“The things you own…end up owning you.”
-Tyler Durden, Fight Club
I found myself flipping through St. Clement’s treatise The Rich Man’s Salvation recently, as I reflect on possessions for my current sermon series on the 10 Commandments. He has an interesting take on Christian persecution:
“Now one kind of persecution comes from without, when men, whether through hatred, or envy, or love of gain, or by the prompting of the devil, harry the faithful. But the hardest persecution is that from within, proceeding from each man’s soul that is defiled by godless lusts and manifold pleasures, by low hopes and corrupting imaginations; when ever coveting more, and maddened and inflamed by fierce loves, it is stung by its attendant passions…into states of frenzied excitement, into despair of life and contempt of God.
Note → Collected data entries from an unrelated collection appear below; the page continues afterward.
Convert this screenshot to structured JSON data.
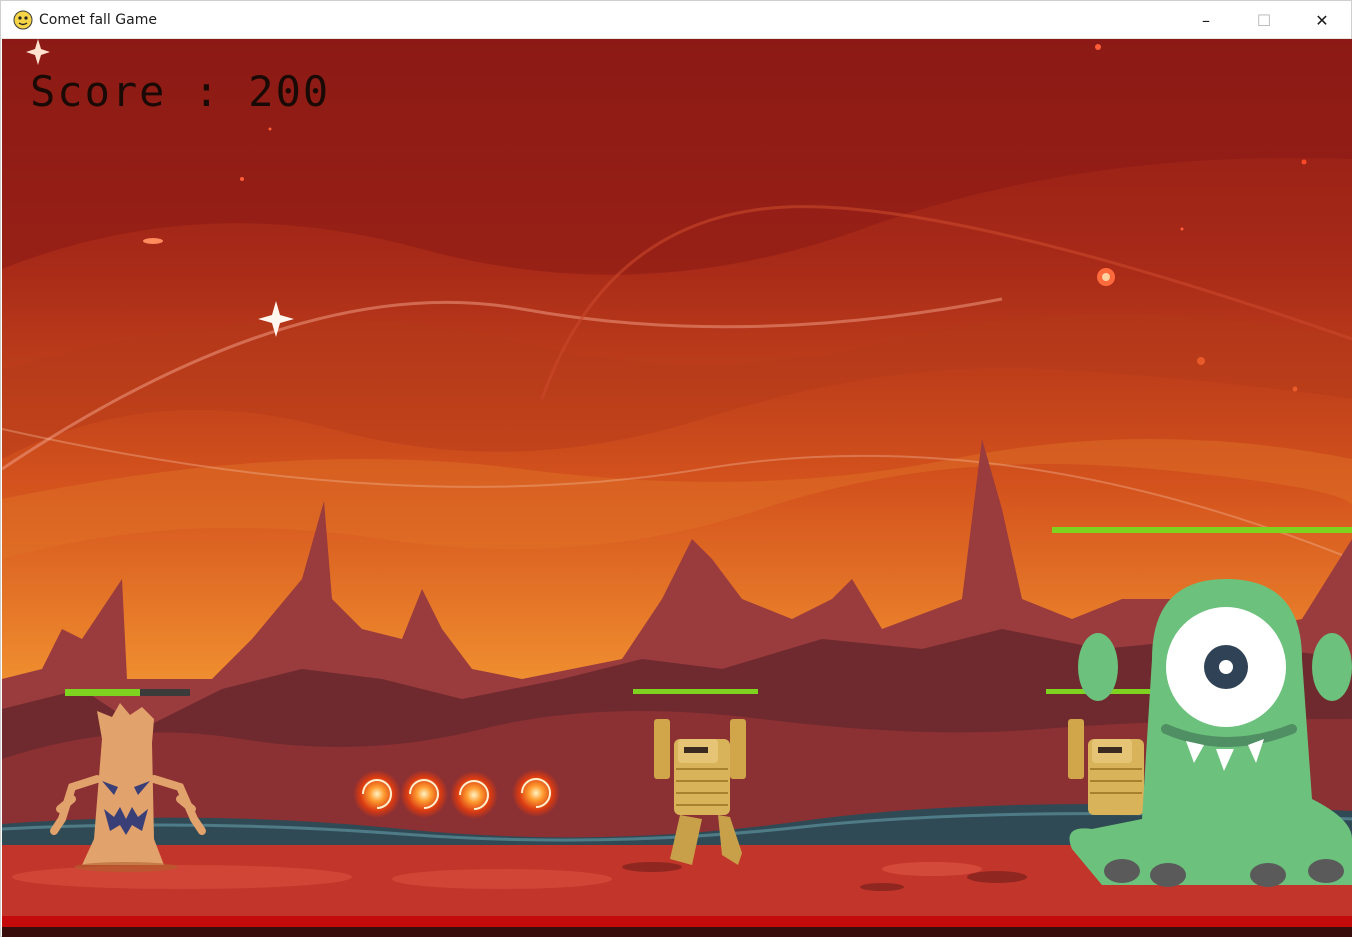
{
  "window": {
    "title": "Comet fall Game",
    "app_icon": "python-icon",
    "controls": {
      "minimize": "–",
      "maximize": "☐",
      "close": "✕"
    }
  },
  "hud": {
    "score_label": "Score",
    "score_separator": ":",
    "score_value": "200",
    "score_text": "Score : 200"
  },
  "colors": {
    "health_fill": "#7ed321",
    "health_back": "#3b3b3b",
    "ground_bar": "#c40a0a"
  },
  "entities": [
    {
      "name": "player-tree-monster",
      "health_fraction": 0.6
    },
    {
      "name": "mummy-monster-1",
      "health_fraction": 1.0
    },
    {
      "name": "mummy-monster-2",
      "health_fraction": 1.0
    },
    {
      "name": "alien-boss-monster",
      "health_fraction": 1.0
    }
  ],
  "projectiles": {
    "count": 4,
    "type": "vortex-projectile"
  }
}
This persecution is heavier and harder, because it arises from within and is ever with us; nor can the victim escape from it, for he carries his enemy about within himself everywhere.” (Clement of Alexandria, #92 in the Loeb Classical Library [Cambridge: Harvard University press 2003], 322-323.)
This does not deny that the outward and overt forms of persecution should be denied or marginalized, mind you. But it does serve as a useful reminder that the Church has always flourished when faced with external persecution. This other, “hardest” persecution, however, seems to be precisely that which is destroying the church in the modern West.